The white blood cell counts appear to be normally distributed in both treatment groups.
# Assess the research question with the appropriate t-test
## Analysis
```{r}
output <- t.test(WBC ~ trt, data = wbcon, var.equal = FALSE)
output
```
## Conclusion
The average white blood cell count is extremely different between rats that are infected with pertussis and rads that received a control treatment (p << 0.001).
The white blood cell count is on average `r output$estimate %>% diff %>% abs %>% format(.,digits = 5)` blood cells/mm$^3$ higher for rats with pertussis than for rats that received a control treatment (95% CI [`r output$conf.int %>% abs %>% sort %>% format(.,digits = 5)`]).

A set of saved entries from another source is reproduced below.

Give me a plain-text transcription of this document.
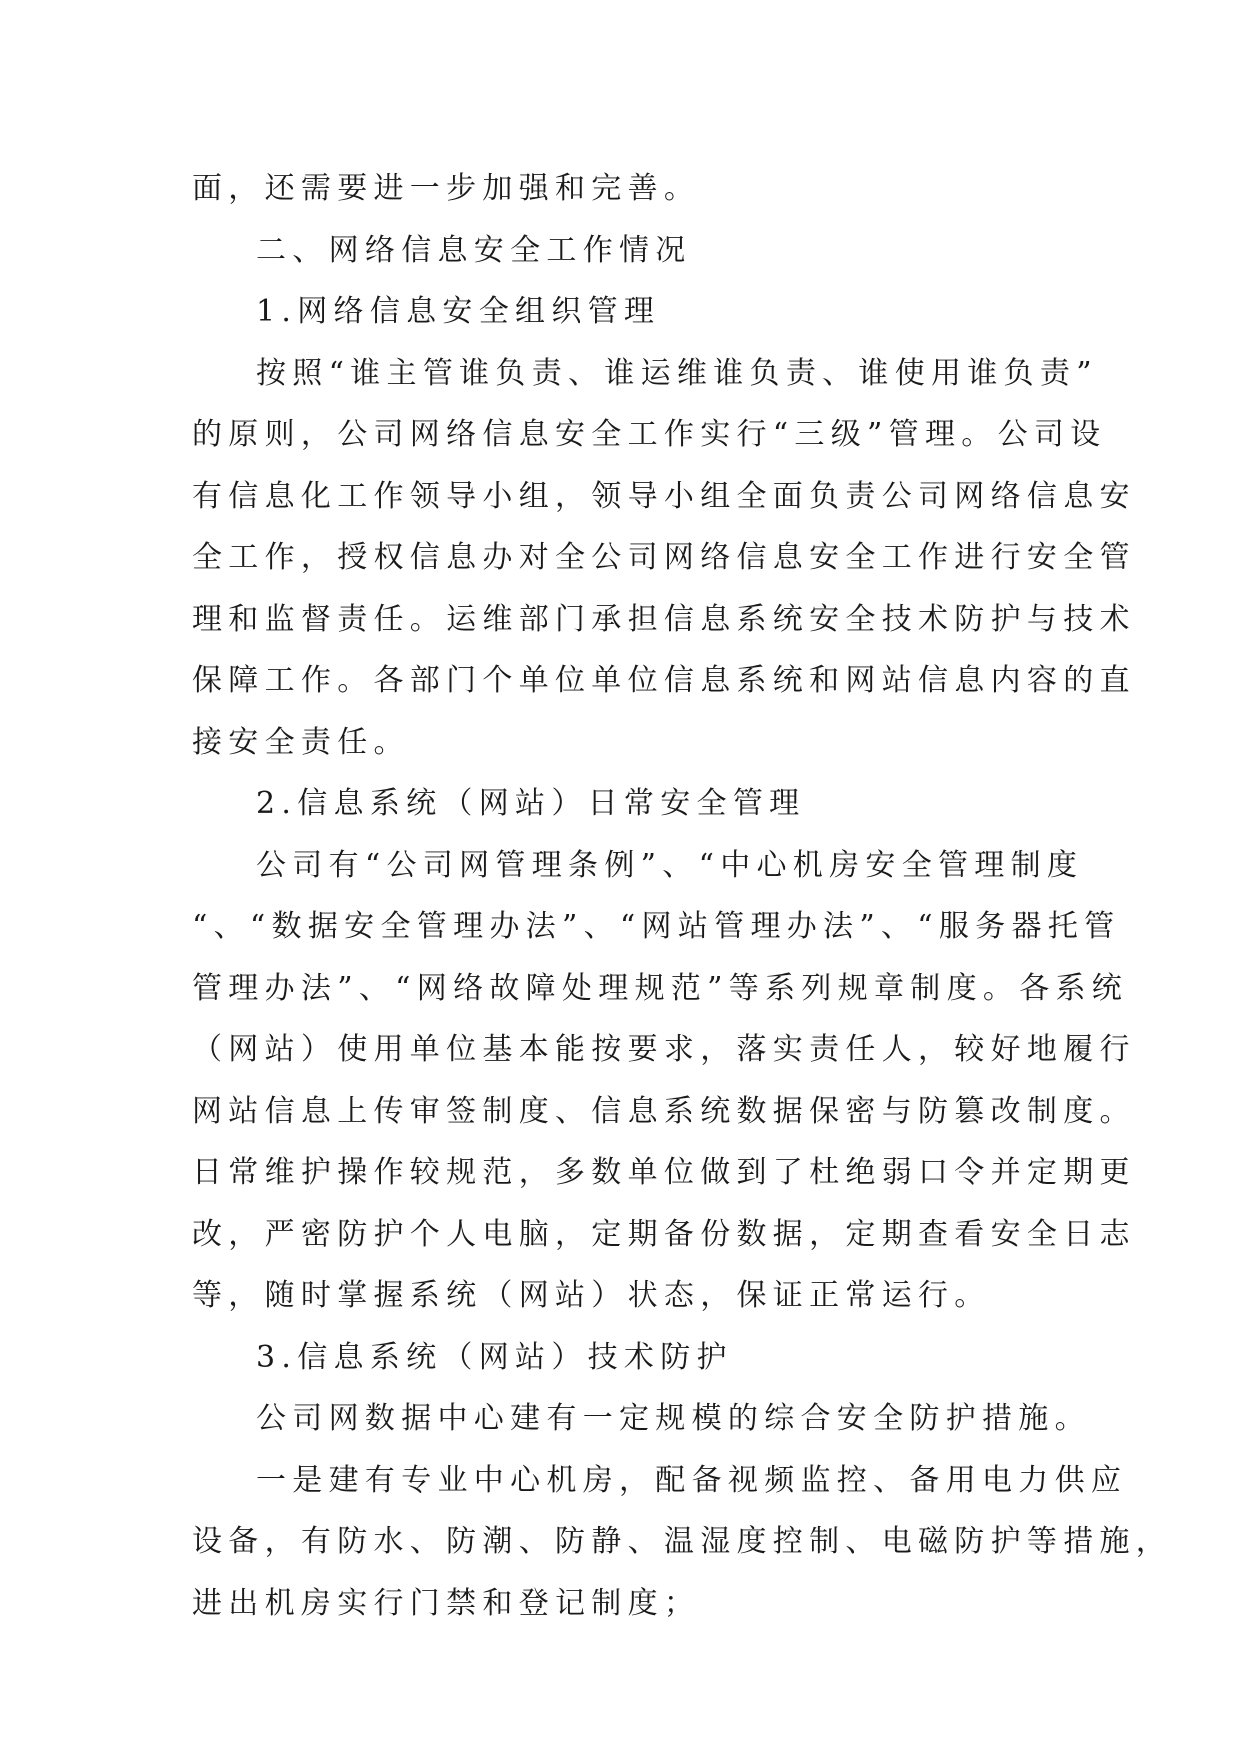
面，还需要进一步加强和完善。
二、网络信息安全工作情况
1.网络信息安全组织管理
按照“谁主管谁负责、谁运维谁负责、谁使用谁负责”
的原则，公司网络信息安全工作实行“三级”管理。公司设
有信息化工作领导小组，领导小组全面负责公司网络信息安
全工作，授权信息办对全公司网络信息安全工作进行安全管
理和监督责任。运维部门承担信息系统安全技术防护与技术
保障工作。各部门个单位单位信息系统和网站信息内容的直
接安全责任。
2.信息系统（网站）日常安全管理
公司有“公司网管理条例”、“中心机房安全管理制度
“、“数据安全管理办法”、“网站管理办法”、“服务器托管
管理办法”、“网络故障处理规范”等系列规章制度。各系统
（网站）使用单位基本能按要求，落实责任人，较好地履行
网站信息上传审签制度、信息系统数据保密与防篡改制度。
日常维护操作较规范，多数单位做到了杜绝弱口令并定期更
改，严密防护个人电脑，定期备份数据，定期查看安全日志
等，随时掌握系统（网站）状态，保证正常运行。
3.信息系统（网站）技术防护
公司网数据中心建有一定规模的综合安全防护措施。
一是建有专业中心机房，配备视频监控、备用电力供应
设备，有防水、防潮、防静、温湿度控制、电磁防护等措施，
进出机房实行门禁和登记制度；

# ADDENDUM: Train yourself in checking the assumptions
In order for the learners to get more proficient in evaluating the assumptions we will simulate 8 dataset with sample sizes similar to our data for which the assumptions of normality and equal variance do hold. For the QQ-plots we will only plot the one from one of the groups.
## Simulate data
We simulate 8 datasets with the same sample sizes, means and pooled variance as in the sample.
```{r}
set.seed(21532)
nSim <- 8
## descriptive statistics
wbcSum <- wbcon %>%
group_by(trt) %>%
summarize(
mean = mean(WBC, na.rm = TRUE),
sd = sd(WBC, na.rm = TRUE),
n = n()
) %>%
mutate(se = sd / sqrt(n))
sigma <- sqrt(sum(wbcSum$sd^2 * (wbcSum$n - 1)) / (sum(wbcSum$n) - 2))
normSim <- matrix(
c(
wbcon$WBC,
rnorm(sum(wbcSum$n) * nSim,
mean = c(
rep(wbcSum$mean[1], wbcSum$n[1]),
rep(wbcSum$mean[2], wbcSum$n[2])
),
sd = sigma)
),
nrow = sum(wbcSum$n)) %>%
as.data.frame() %>%
mutate(trt = wbcon$trt)
```
## Comparisons of variances
```{r}
names(normSim)[1:(nSim+1)] <- c("orig",paste0("sim",1:nSim))
normSim %>%
gather(samp, data, -trt) %>%
ggplot(aes(x = trt, y = data)) +
geom_boxplot() +
facet_wrap(~samp)
```
We observe that the difference in variability of the original observations (top left plot) is larger than in the each simulations. Indicating that there is indeed evidence that the variances in each group differ.
## Evaluation of normality
### Control group
```{r}
normSim %>%
gather(samp, data, -trt) %>%
filter(trt == "control") %>%
ggplot(aes(sample = data)) +
geom_qq() +
geom_qq_line() +
facet_wrap(~samp)
```
### Pertussis group
```{r}
normSim %>%
gather(samp, data, -trt) %>%
filter(trt == "pertussis") %>%
ggplot(aes(sample = data)) +
geom_qq() +
geom_qq_line() +
facet_wrap(~samp)
```
The data in each group does not show larger deviations from normality than what we observe in each of the eight datasets that were simulated under the model assumptions.